Critical numbers are the x values for which f'(x) = 0. These critical points may or may not be maximums/minimums. We first need to find the derivative. We do so using the quotient rule.
f(x) = (2-x)/(x+2)^3
f'(x) = ( ((x+2)^3)(-1) - (2-x)(3)(x+2)^2)/(x+2)^6
f'(x) = ( -(x+2)^3 - 3(2-x)(x+2)^2 ) / (x+2)^6
Set this equal to zero and find which values of x satisfy the equation.

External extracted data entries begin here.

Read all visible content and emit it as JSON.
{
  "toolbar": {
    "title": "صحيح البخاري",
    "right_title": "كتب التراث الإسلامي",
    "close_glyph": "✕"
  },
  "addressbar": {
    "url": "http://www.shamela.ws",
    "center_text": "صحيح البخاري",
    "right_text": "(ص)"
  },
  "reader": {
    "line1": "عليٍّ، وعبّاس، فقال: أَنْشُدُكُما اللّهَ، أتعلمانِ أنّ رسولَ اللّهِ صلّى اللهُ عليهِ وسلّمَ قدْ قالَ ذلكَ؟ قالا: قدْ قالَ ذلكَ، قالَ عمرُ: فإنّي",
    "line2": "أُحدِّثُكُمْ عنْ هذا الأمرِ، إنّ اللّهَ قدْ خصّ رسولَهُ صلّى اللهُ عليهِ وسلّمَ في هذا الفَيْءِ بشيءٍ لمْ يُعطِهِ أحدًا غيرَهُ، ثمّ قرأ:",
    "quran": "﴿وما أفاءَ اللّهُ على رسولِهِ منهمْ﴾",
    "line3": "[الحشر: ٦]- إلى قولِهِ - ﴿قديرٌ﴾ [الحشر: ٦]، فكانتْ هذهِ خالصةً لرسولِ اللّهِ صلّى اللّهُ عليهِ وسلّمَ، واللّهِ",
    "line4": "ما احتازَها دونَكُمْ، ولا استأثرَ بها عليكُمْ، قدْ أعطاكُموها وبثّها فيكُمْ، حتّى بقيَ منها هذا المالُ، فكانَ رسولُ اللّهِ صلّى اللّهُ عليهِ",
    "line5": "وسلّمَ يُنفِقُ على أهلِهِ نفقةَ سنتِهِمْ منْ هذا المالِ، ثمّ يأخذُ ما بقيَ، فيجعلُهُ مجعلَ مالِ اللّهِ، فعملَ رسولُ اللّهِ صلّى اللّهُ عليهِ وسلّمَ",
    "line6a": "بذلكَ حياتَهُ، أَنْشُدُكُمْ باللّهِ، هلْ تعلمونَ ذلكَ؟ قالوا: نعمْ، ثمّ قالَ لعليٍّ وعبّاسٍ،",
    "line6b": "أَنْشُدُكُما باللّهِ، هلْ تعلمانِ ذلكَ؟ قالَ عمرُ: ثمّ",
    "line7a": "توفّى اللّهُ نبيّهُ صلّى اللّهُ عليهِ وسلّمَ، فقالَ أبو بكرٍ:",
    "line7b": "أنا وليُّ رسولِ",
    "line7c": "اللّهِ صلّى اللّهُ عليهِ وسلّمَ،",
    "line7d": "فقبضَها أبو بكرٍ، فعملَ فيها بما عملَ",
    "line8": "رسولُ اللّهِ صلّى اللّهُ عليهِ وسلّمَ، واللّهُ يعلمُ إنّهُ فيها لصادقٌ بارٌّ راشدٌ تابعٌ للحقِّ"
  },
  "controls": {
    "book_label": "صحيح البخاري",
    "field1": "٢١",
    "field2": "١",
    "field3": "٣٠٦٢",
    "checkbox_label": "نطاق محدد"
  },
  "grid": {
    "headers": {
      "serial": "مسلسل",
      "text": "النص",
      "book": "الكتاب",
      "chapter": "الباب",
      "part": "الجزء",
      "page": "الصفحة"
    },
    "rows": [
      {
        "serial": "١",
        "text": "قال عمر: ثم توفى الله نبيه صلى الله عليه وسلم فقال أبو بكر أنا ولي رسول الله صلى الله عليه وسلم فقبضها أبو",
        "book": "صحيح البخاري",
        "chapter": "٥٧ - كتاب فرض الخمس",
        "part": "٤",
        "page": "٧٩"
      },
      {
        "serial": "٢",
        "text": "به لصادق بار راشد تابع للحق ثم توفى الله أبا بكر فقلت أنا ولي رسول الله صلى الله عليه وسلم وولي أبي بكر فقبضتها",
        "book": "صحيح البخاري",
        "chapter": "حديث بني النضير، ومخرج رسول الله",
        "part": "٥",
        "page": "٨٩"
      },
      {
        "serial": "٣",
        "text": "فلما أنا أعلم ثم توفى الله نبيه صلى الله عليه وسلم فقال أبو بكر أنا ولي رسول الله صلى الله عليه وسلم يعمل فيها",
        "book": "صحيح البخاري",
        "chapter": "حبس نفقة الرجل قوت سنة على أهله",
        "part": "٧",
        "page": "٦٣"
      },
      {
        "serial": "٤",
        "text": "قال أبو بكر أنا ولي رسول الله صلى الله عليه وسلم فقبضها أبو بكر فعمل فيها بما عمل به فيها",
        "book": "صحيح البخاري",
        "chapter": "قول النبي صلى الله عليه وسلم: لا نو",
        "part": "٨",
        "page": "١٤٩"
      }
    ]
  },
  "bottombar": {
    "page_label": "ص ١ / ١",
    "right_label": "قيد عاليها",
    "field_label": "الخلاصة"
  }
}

(-(x+2)^3 - 3(2-x)(x+2)^2)/(x+2)^6 = 0
-(x+2)^3 - 3(2-x)(x+2)^2 = 0
-(x+2)^3 = 3(2-x)(x+2)^2
-(x+2) = 3(2-x)
-x - 2 = 6 - 3x
2x = 8
x = 4
Note that x = -2 is also a critical number, since the denominator of f'(x) will be 0 when x = -2. Investigating this critical number, we see that as x -> -2 from the right, the denominator of f(x) gets very small and both the numerator and the denominator remain positive. This implies that the limit of f(x) as x -> -2 from the right explodes to positive infinity. Similarly, as x -> -2 from the left, f(x) explodes to negative infinity. Thus, the global maximum and minimum of the function are infty and -infty, respectively.
Now let's investigate the critical number x = 4. We see that:
f'(0) = (-8 - 3(2)(8))/(64) = -56/(64).
Also,
f'(5) = (-7^3 - 3(-3)(7^2))/(7^6) = (-343 + 441)/(7^6) = 98/7^6.
This tells us that before x = 4, the function is decreasing and after x = 4, the function is increasing. Thus, at x = 4, the function must have a local minimum.